A sociedade civil deve torcer para que os convites e as convocações sigam com seriedade. Quem ganha com transparência e esclarecimento é o país. Não dá mais para permanecer com um governo que desmerece os Poderes e acredita que “pode fazer tudo de cima para baixo”. Esse é o caminho mais curto para termos uma ditadura travestida de democracia. O governo Dilma dá claros sinais de esgotamento e, mesmo com estatísticas manipuladas, não mais consegue maquiar os péssimos resultados econômicos. A conta será cobrada, espero, nas eleições de 2014. Populismo e demagogia têm limites. Economia é coisa séria e a volta da inflação o maior inimigo que a classe menos favorecida pode encontrar. Do jeito que vai, a coisa não anda!

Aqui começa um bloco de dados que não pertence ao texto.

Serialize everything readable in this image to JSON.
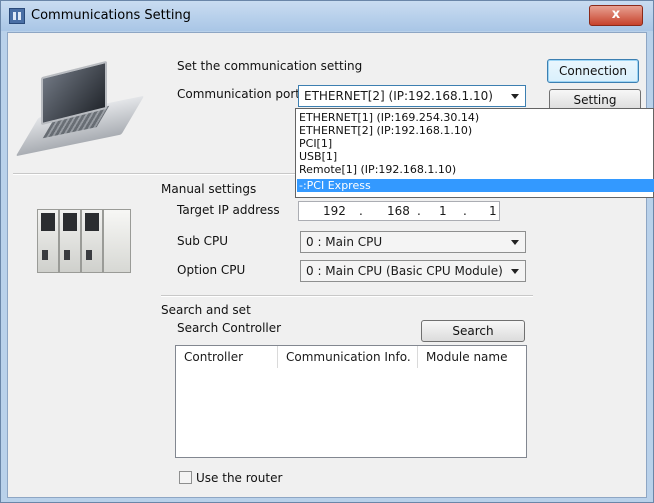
{
  "window": {
    "title": "Communications Setting",
    "close_label": "x"
  },
  "header": {
    "section_label": "Set the communication setting"
  },
  "comm_port": {
    "label": "Communication port",
    "value": "ETHERNET[2]  (IP:192.168.1.10)",
    "options": [
      "ETHERNET[1]  (IP:169.254.30.14)",
      "ETHERNET[2]  (IP:192.168.1.10)",
      "PCI[1]",
      "USB[1]",
      "Remote[1]  (IP:192.168.1.10)",
      "-:PCI Express"
    ],
    "highlighted_index": 5
  },
  "buttons": {
    "connection": "Connection",
    "setting": "Setting",
    "search": "Search"
  },
  "manual": {
    "section_label": "Manual settings",
    "target_ip_label": "Target IP address",
    "ip": [
      "192",
      "168",
      "1",
      "1"
    ],
    "ip_dot": ".",
    "sub_cpu_label": "Sub CPU",
    "sub_cpu_value": "0 : Main CPU",
    "option_cpu_label": "Option CPU",
    "option_cpu_value": "0 : Main CPU (Basic CPU Module)"
  },
  "search": {
    "section_label": "Search and set",
    "controller_label": "Search Controller",
    "columns": [
      "Controller",
      "Communication Info.",
      "Module name"
    ],
    "rows": []
  },
  "router": {
    "label": "Use the router",
    "checked": false
  },
  "icons": {
    "app": "app-icon",
    "laptop": "laptop-icon",
    "plc": "plc-icon",
    "dropdown": "chevron-down-icon"
  },
  "colors": {
    "selection": "#3399ff",
    "title_bar": "#b9d1ea",
    "close_button": "#c7432c"
  }
}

Luiz Fernando de Camargo Prudente do Amaral, Advogado, Professor da Faculdade de Direito de São Bernardo do Campo e da Faculdade de Direito da Universidade Paulista, Doutorando e Mestre em Direito pela Pontifícia Universidade Católica de São Paulo, Especialista em Direito Público pela Escola Paulista da Magistratura, Especialista em Direito Penal Econômico e Europeu pela Faculdade de Direito da Universidade de Coimbra-Portugal, Presidente da Comissão de Direito Econômico da 93ª Subseção da OAB/SP – Pinheiros, associado ao Instituto Brasileiro de Ciências Criminais – IBCCRIM e à Associação Nacional de Direitos Humanos, Pesquisa e Pós-Graduação – ANDHEP, autor de livros e artigos jurídicos, mantenedor do site http://www.cidadaniadireitoejustica.wordpress.com.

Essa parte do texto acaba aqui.